İKİ GRUPTA DEĞERLENDİRİLİR
Rengi dışında tırnağın hacim ve kıvamının pratik bakımdan iki grupta değerlendirildiğine dikkat çeken Prof.Dr.Yazar, “Burada vatandaşın karşılaştığı sorun tırnak dokusunun, öncekine göre gevşek ya da sert bir yapıya değişmesidir. Soracağımız çok basit bir soru, hele de hasta dikkatliyse, bizi doğrudan tanıya götürecektir: Şöyle ki, ‘Tırnağınız eskiye göre daha kolay mı yoksa zor mu kesiliyor?’. Bu cümlenin açılımı, tırnak daha kolay kesiliyorsa, dokusu gevşemiştir, frajil olmuştur, bu gözlem bizi iki hastalığa götürecektir.Sedef hastalığı ve mantar hastalığı. Aksini düşünecek olursak, bizi yine iki hastalığa götürür. Liken Planus ve Skleroderma dediğimiz farklı özellikleri olan bir sistem hastalığı . Dolayısıyla dikkatli bir gözlem ve hastadan öğrenilecek ifade ve izlenim hekimi önemli ölçüde doğru yönlendirir” diye konuştu.

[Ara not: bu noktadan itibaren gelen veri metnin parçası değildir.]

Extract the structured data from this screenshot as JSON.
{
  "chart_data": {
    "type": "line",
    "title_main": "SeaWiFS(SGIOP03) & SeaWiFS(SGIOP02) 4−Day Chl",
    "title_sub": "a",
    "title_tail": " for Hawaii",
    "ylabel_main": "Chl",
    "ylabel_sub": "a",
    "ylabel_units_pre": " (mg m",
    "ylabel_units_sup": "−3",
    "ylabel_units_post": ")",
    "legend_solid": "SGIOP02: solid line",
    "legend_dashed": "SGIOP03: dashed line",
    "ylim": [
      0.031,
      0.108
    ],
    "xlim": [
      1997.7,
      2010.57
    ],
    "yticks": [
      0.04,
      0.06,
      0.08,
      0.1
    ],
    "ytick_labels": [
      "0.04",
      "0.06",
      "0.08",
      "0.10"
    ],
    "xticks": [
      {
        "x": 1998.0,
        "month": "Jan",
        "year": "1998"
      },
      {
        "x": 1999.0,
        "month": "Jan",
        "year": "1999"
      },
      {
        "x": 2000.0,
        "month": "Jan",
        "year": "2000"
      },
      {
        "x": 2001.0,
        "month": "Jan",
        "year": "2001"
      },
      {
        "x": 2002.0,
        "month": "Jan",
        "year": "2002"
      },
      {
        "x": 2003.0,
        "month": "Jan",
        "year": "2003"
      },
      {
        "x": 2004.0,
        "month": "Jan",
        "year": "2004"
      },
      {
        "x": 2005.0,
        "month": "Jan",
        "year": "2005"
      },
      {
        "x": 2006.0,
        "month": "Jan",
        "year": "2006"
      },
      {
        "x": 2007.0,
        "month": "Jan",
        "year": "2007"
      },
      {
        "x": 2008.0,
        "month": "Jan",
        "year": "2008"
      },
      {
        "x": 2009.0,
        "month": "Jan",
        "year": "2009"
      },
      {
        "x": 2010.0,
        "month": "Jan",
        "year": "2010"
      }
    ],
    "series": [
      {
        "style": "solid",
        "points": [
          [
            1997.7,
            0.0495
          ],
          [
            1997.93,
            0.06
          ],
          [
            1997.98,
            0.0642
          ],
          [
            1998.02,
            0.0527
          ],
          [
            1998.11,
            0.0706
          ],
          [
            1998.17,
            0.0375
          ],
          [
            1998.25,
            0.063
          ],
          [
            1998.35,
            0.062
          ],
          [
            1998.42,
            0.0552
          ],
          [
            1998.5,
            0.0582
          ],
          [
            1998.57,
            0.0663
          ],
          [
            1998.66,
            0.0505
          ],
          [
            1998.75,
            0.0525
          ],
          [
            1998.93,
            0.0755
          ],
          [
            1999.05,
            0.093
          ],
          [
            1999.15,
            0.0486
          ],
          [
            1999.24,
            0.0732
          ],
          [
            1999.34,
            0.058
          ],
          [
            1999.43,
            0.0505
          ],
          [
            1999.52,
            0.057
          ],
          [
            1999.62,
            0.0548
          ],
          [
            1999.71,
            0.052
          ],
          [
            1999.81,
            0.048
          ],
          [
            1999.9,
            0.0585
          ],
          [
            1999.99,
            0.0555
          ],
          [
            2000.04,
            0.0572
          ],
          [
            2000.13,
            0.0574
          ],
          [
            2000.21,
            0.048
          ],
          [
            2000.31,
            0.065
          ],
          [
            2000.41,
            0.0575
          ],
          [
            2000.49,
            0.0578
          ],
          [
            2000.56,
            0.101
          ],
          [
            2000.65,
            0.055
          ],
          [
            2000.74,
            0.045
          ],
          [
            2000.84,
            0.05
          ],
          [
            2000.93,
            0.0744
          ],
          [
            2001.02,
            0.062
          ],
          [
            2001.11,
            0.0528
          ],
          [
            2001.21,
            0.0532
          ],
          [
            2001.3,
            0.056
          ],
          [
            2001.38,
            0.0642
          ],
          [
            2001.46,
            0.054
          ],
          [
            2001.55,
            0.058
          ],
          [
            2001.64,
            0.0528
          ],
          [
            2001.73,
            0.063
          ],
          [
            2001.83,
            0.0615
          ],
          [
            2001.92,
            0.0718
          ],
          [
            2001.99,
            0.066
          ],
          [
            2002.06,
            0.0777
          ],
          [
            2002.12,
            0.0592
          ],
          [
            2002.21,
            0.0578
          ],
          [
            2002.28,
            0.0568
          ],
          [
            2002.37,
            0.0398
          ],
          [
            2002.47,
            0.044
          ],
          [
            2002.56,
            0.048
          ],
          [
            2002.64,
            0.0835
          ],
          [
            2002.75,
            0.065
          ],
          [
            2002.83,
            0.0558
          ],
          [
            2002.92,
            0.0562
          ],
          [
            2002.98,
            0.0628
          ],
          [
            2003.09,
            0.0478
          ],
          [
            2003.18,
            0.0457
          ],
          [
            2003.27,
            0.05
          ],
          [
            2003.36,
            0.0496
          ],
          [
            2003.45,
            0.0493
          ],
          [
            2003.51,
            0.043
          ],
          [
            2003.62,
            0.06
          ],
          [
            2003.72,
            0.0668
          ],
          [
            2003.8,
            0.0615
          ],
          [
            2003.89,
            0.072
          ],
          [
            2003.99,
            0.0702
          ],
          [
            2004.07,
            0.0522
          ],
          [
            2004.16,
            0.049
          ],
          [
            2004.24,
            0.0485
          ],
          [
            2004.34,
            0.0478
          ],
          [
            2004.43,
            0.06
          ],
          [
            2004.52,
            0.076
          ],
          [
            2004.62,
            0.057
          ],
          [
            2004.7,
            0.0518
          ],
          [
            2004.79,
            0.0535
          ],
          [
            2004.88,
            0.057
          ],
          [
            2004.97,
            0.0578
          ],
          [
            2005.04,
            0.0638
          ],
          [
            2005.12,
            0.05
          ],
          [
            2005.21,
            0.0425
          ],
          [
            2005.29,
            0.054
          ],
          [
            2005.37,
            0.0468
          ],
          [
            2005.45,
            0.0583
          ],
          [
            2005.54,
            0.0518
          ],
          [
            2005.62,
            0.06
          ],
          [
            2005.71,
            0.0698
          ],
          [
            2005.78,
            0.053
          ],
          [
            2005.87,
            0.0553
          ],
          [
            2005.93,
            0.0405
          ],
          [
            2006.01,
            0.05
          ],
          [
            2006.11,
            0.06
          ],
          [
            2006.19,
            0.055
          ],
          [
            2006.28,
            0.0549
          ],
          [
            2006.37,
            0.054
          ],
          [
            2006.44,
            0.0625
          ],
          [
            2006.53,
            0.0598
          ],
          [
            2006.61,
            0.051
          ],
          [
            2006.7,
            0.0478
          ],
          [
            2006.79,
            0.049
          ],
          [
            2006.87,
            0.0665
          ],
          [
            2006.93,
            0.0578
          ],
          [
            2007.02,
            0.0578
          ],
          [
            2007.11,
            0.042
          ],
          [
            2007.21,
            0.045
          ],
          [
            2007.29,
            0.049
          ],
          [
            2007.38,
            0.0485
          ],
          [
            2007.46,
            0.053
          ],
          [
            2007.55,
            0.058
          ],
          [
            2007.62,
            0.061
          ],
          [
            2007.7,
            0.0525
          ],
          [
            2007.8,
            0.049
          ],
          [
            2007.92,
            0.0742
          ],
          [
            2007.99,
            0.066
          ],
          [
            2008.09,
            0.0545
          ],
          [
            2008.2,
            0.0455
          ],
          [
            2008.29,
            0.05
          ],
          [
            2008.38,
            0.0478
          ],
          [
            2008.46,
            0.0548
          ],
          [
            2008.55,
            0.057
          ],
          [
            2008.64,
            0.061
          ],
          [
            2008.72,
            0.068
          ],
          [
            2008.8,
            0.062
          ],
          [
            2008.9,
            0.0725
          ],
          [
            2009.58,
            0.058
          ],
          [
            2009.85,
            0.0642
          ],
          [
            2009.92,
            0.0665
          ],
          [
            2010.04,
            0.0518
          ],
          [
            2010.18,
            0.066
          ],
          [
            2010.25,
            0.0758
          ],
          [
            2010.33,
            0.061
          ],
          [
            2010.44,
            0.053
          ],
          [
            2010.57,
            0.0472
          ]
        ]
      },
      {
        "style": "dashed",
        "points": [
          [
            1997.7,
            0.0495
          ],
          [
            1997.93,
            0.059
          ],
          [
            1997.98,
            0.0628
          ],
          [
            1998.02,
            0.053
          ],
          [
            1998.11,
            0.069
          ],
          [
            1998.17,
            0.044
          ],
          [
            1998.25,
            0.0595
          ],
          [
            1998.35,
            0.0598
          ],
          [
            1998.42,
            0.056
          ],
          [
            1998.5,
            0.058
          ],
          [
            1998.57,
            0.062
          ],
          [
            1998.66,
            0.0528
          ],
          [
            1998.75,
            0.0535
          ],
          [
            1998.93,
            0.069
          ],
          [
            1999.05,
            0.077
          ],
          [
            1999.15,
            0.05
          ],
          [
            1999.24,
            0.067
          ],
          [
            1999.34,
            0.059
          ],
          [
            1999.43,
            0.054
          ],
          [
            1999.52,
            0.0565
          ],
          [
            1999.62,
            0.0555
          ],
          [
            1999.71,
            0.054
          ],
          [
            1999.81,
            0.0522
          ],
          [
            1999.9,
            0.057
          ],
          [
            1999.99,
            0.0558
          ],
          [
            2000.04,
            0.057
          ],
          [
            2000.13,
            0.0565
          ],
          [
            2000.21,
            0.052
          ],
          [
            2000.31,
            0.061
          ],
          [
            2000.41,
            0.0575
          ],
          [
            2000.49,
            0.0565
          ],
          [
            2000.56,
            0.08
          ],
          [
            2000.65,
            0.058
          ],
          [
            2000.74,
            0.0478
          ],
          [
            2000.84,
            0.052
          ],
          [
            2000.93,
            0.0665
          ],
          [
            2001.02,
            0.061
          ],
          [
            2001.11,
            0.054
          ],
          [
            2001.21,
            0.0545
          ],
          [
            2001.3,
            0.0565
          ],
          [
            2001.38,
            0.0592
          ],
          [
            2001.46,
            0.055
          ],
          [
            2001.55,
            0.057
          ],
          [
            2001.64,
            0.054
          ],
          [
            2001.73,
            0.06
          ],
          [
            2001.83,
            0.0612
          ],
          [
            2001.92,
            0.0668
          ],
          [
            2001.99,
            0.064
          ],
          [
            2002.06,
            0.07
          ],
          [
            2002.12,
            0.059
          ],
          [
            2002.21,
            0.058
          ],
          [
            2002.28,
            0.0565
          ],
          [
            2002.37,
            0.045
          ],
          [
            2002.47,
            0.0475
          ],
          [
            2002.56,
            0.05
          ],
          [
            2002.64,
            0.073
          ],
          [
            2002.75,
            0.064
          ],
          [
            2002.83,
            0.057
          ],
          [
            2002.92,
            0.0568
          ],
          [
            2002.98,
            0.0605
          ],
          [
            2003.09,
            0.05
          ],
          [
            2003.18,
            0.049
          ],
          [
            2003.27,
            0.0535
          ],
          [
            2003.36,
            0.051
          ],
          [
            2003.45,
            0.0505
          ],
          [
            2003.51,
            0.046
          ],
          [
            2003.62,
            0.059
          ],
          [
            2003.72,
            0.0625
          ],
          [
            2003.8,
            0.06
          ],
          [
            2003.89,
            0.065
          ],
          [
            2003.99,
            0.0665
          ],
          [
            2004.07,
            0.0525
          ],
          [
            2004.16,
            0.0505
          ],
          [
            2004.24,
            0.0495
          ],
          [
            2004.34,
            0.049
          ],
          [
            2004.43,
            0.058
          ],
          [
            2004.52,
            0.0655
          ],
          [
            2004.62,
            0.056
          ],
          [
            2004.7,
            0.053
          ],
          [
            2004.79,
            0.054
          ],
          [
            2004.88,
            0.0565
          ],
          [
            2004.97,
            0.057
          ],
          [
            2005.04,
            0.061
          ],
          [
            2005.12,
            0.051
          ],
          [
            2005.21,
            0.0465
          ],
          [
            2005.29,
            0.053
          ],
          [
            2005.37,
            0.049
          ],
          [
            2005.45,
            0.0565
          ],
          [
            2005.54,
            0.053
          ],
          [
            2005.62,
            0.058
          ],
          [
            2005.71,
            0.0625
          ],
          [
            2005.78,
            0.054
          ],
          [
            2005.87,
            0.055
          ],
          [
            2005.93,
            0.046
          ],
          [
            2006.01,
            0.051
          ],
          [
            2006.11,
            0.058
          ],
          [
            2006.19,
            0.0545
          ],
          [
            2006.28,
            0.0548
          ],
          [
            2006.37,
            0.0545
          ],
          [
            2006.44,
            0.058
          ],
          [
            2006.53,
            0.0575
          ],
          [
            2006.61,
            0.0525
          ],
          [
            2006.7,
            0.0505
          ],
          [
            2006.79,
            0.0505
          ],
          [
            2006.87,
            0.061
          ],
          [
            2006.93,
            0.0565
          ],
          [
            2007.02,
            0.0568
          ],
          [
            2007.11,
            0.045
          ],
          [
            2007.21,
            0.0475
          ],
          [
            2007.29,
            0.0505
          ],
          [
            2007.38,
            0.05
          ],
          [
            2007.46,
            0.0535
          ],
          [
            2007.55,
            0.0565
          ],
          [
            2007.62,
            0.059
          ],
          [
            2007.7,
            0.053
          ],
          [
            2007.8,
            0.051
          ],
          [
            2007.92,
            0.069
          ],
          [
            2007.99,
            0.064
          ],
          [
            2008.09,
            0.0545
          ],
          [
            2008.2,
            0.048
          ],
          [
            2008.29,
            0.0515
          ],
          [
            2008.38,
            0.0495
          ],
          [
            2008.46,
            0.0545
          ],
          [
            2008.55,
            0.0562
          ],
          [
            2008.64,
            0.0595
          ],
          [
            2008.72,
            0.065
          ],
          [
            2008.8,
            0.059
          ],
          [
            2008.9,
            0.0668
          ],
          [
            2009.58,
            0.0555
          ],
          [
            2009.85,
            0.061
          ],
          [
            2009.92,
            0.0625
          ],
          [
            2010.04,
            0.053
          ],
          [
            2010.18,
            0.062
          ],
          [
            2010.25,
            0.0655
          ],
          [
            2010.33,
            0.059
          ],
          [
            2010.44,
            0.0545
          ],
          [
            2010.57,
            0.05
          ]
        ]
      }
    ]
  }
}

OTOMOBİL LASTİĞİNİN PATLAMASI GİBİDİR
Tırnak kesiminin orta yaş üstü aşırı kilolu kişilerde, şeker hastalarında, futbolcularda, kamyon şoförlerinde, bedenen çalışan, çok ayakta duran işçilerde, sivri burunlu ucu dar ayakkabı sevenlerde farklı ve artan bir öneme sahip olduğunu belirten Prof.Dr.Yazar, şunları söyledi:
”Özellikle başparmak tırnağı kesimlerinde yapılan yaygın hata kişiyi basamaz yürüyemez hale getirmektedir. Bu temel yanlışlık tırnak yan kenarlarının dipten kesilmesidir .Böyle olunca tırnak yatağından uzayıp çıkması beklenen köşeler, yukarıda saydığımız risk grubunda olduğu gibi öne doğru uzayamaz ve tırnak yatağına, bazen tek, bazen çift köşe saplanırlar.Tırnak batması dediğimiz bu durum ‘otomobil lastiğinin patlaması’ demektir. Bu şekilde yürümek lastiği patlak otomobille dolaşmaya benzer. Şahıs, şişmansa, şeker hastası, üstelik ayakta durması gerekiyorsa, bu sonuç kaçınılmaz olur. Mevsimin sıcak oluşu da olayı ayrıca hızlandırır. Tırnak batmasının nedeni yanlış kesilen tırnak uçlarının özellikle köşelerinin, adeta bir metal parçası gibi, yumuşak doku yapısında olan, tırnak yatağına saplanmasıdır.Ağrılı ve acılı bir durumdur. Çoğunlukla iş gücü kaybına neden olur. Ayak tırnaklarında doğru olan kesim tırnağın parmak ucu kavisine göre değil, tırnak ucuna enine cetvel tutmuş gibi tam düz olarak kesilmesidir. Bazı aşırı titiz insanların yaptığı gibi, yan kenarlarının ve köşelerinin asla kesilmemesidir. Basit kuralın uygulanması, doğrudan yaşam kalitesini değiştirecektir” ifadelerini kullandı.